De clamoroso éxito debe calificarse la
arriesgada exposición acometida por el Prado en torno a un autor prácticamente desconocido
por el gran público, aunque clave en la historia de la pintura, no sólo
francesa, sino Europea. La casi integral de Georges de la Tour (se expusieron
gran parte de sus apenas cuarenta pinturas), ha reunido obras maestras cedidas
por algunas de las mejores pinacotecas del mundo, incluyendo las dos que
atesora (y nunca mejor dicho) el Prado.
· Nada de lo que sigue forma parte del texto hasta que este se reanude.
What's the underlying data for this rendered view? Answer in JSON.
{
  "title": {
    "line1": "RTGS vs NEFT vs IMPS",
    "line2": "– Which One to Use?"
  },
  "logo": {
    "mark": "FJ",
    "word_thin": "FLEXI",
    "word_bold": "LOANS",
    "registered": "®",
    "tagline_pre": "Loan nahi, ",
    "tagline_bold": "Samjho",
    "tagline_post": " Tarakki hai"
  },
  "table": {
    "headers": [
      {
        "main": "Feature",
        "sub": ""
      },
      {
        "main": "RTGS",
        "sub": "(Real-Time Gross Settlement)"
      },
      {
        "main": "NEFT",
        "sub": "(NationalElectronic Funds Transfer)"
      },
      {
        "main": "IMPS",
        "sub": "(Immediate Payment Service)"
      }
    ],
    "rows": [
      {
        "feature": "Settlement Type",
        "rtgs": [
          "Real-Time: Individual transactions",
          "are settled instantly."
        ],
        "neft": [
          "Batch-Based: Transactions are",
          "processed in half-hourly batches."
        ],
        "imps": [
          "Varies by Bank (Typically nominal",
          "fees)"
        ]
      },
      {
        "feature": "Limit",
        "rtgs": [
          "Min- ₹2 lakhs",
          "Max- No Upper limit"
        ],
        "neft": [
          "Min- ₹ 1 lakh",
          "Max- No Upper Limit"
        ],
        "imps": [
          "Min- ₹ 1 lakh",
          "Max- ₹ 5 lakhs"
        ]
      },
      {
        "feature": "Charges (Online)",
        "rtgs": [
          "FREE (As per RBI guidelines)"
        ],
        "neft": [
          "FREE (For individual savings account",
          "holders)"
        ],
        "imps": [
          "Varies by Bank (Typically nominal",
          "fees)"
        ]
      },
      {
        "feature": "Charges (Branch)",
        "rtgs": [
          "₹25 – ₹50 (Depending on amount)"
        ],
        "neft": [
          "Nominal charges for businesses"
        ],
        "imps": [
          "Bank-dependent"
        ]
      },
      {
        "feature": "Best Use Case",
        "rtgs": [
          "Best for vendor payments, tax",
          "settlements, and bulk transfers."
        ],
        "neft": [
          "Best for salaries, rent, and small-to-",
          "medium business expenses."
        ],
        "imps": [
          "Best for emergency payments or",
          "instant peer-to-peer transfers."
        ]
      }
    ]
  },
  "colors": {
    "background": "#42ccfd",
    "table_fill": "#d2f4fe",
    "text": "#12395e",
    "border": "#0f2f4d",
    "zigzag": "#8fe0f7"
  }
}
En ella admiramos a un autor con
fuertes inquietudes sociales, que al margen de su vertiente cortesana, quizás
la menos interesante, centra su mirada, la que se refleja en sus mejores
cuadros, en tipos humanos, especialmente mujeres, solitarios, tranquilos y
reflexivos, a modo de santos laicos; es un pintor que partiendo del claroscuro
barroco, nos acerca al intimismo prerrafaelita. Su paleta, aparentemente
limitada a los marrones, muestra una infinidad de tonos, realzados por los
fogonazos carmesíes que permiten balancear el peso cromático de los cuadros;
tonos cálidos que se iluminan con una absoluta maestría, apenas igualada en la
pintura. Las pieles mórbidas de sus mujeres, sus transparencias y la gran
capacidad para pintar la oscuridad nos sitúan ante un grandísimo maestro que
debe ser tenido entre los más grandes de la pintura.